Matchcode Optimization:Frequency Near
Frequency Near
Specifics
- The Frequency near algorithm will match the characters of one string to the characters of another without any regard to the sequence while allowing a set number of differences.
Summary
- Frequency Near can be used when 2 strings are expected to have the same characters, but might be transposed or have an insertion or deletion. For example "abcdef" would be considered a 100% match to "badcfe" or “badcfx”.
Returns
- Boolean ‘match’ if the compared data has the same values.
Example Matchcode Component
Example Data
STRING1 STRING2 RESULT Johnson Jhnsn Match Lynda Dylan Match A B D H T A T H D X Match A B D H T A T H D B Match
Performance | |||||
---|---|---|---|---|---|
Slower | Faster | ||||
Matches | |||||
More Matches | Greater Accuracy |
Recommended Usage
- Batch processing—this is a fast algorithm which will identify a greater percentage of duplicates because it will count exact matches and minor character transpositions.

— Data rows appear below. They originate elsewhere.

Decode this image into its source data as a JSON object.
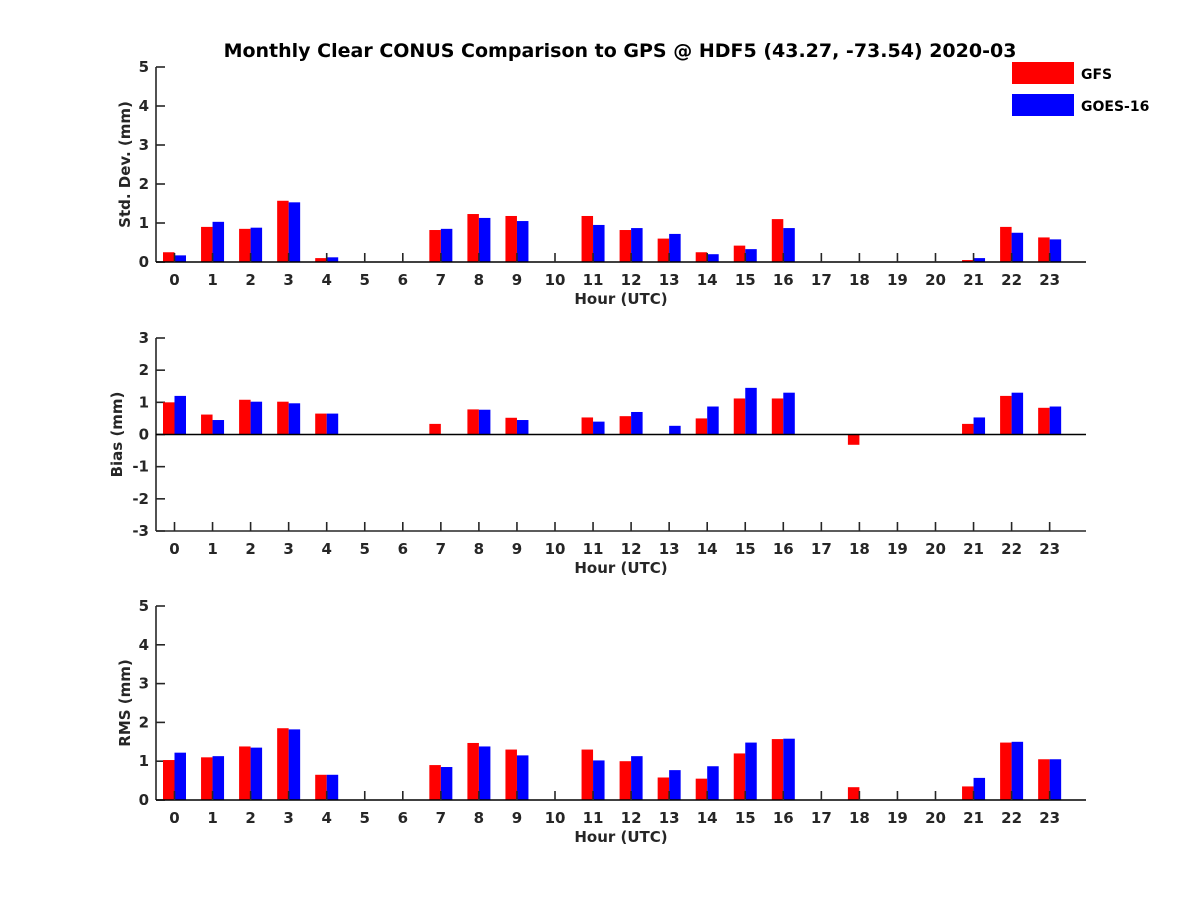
{
  "title": "Monthly Clear CONUS Comparison to GPS @ HDF5 (43.27, -73.54) 2020-03",
  "colors": {
    "GFS": "#ff0000",
    "GOES-16": "#0000ff"
  },
  "legend": {
    "placement": "top-right",
    "entries": [
      "GFS",
      "GOES-16"
    ]
  },
  "chart_data": [
    {
      "type": "bar",
      "ylabel": "Std. Dev. (mm)",
      "xlabel": "Hour (UTC)",
      "ylim": [
        0,
        5
      ],
      "yticks": [
        0,
        1,
        2,
        3,
        4,
        5
      ],
      "categories": [
        "0",
        "1",
        "2",
        "3",
        "4",
        "5",
        "6",
        "7",
        "8",
        "9",
        "10",
        "11",
        "12",
        "13",
        "14",
        "15",
        "16",
        "17",
        "18",
        "19",
        "20",
        "21",
        "22",
        "23"
      ],
      "series": [
        {
          "name": "GFS",
          "values": [
            0.25,
            0.9,
            0.85,
            1.57,
            0.1,
            null,
            null,
            0.82,
            1.23,
            1.18,
            null,
            1.18,
            0.82,
            0.6,
            0.25,
            0.42,
            1.1,
            null,
            null,
            null,
            null,
            0.05,
            0.9,
            0.63
          ]
        },
        {
          "name": "GOES-16",
          "values": [
            0.17,
            1.03,
            0.88,
            1.53,
            0.12,
            null,
            null,
            0.85,
            1.13,
            1.05,
            null,
            0.95,
            0.87,
            0.72,
            0.2,
            0.33,
            0.87,
            null,
            null,
            null,
            null,
            0.1,
            0.75,
            0.58
          ]
        }
      ]
    },
    {
      "type": "bar",
      "ylabel": "Bias (mm)",
      "xlabel": "Hour (UTC)",
      "ylim": [
        -3,
        3
      ],
      "yticks": [
        -3,
        -2,
        -1,
        0,
        1,
        2,
        3
      ],
      "categories": [
        "0",
        "1",
        "2",
        "3",
        "4",
        "5",
        "6",
        "7",
        "8",
        "9",
        "10",
        "11",
        "12",
        "13",
        "14",
        "15",
        "16",
        "17",
        "18",
        "19",
        "20",
        "21",
        "22",
        "23"
      ],
      "series": [
        {
          "name": "GFS",
          "values": [
            1.0,
            0.62,
            1.08,
            1.02,
            0.65,
            null,
            null,
            0.33,
            0.78,
            0.52,
            null,
            0.53,
            0.57,
            null,
            0.5,
            1.12,
            1.12,
            null,
            -0.32,
            null,
            null,
            0.33,
            1.2,
            0.83
          ]
        },
        {
          "name": "GOES-16",
          "values": [
            1.2,
            0.45,
            1.02,
            0.97,
            0.65,
            null,
            null,
            null,
            0.77,
            0.45,
            null,
            0.4,
            0.7,
            0.27,
            0.87,
            1.45,
            1.3,
            null,
            null,
            null,
            null,
            0.53,
            1.3,
            0.87
          ]
        }
      ]
    },
    {
      "type": "bar",
      "ylabel": "RMS (mm)",
      "xlabel": "Hour (UTC)",
      "ylim": [
        0,
        5
      ],
      "yticks": [
        0,
        1,
        2,
        3,
        4,
        5
      ],
      "categories": [
        "0",
        "1",
        "2",
        "3",
        "4",
        "5",
        "6",
        "7",
        "8",
        "9",
        "10",
        "11",
        "12",
        "13",
        "14",
        "15",
        "16",
        "17",
        "18",
        "19",
        "20",
        "21",
        "22",
        "23"
      ],
      "series": [
        {
          "name": "GFS",
          "values": [
            1.03,
            1.1,
            1.38,
            1.85,
            0.65,
            null,
            null,
            0.9,
            1.47,
            1.3,
            null,
            1.3,
            1.0,
            0.58,
            0.55,
            1.2,
            1.57,
            null,
            0.33,
            null,
            null,
            0.35,
            1.48,
            1.05
          ]
        },
        {
          "name": "GOES-16",
          "values": [
            1.22,
            1.13,
            1.35,
            1.82,
            0.65,
            null,
            null,
            0.85,
            1.38,
            1.15,
            null,
            1.02,
            1.13,
            0.77,
            0.87,
            1.48,
            1.58,
            null,
            null,
            null,
            null,
            0.57,
            1.5,
            1.05
          ]
        }
      ]
    }
  ]
}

- This algorithm is also recommended when the data is comprised of single character dictionary values like ‘A B C’.
Not Recommended For
- Short name data types where a simple character transformation would represent a different value. This algorithm is also not recommended when trying to identify differences in long strings.
Do Not Use With
- UTF-8 data. This algorithm was ported to MatchUp with the assumption that a character equals one byte, and therefore results may not be accurate if the data contains multi-byte characters.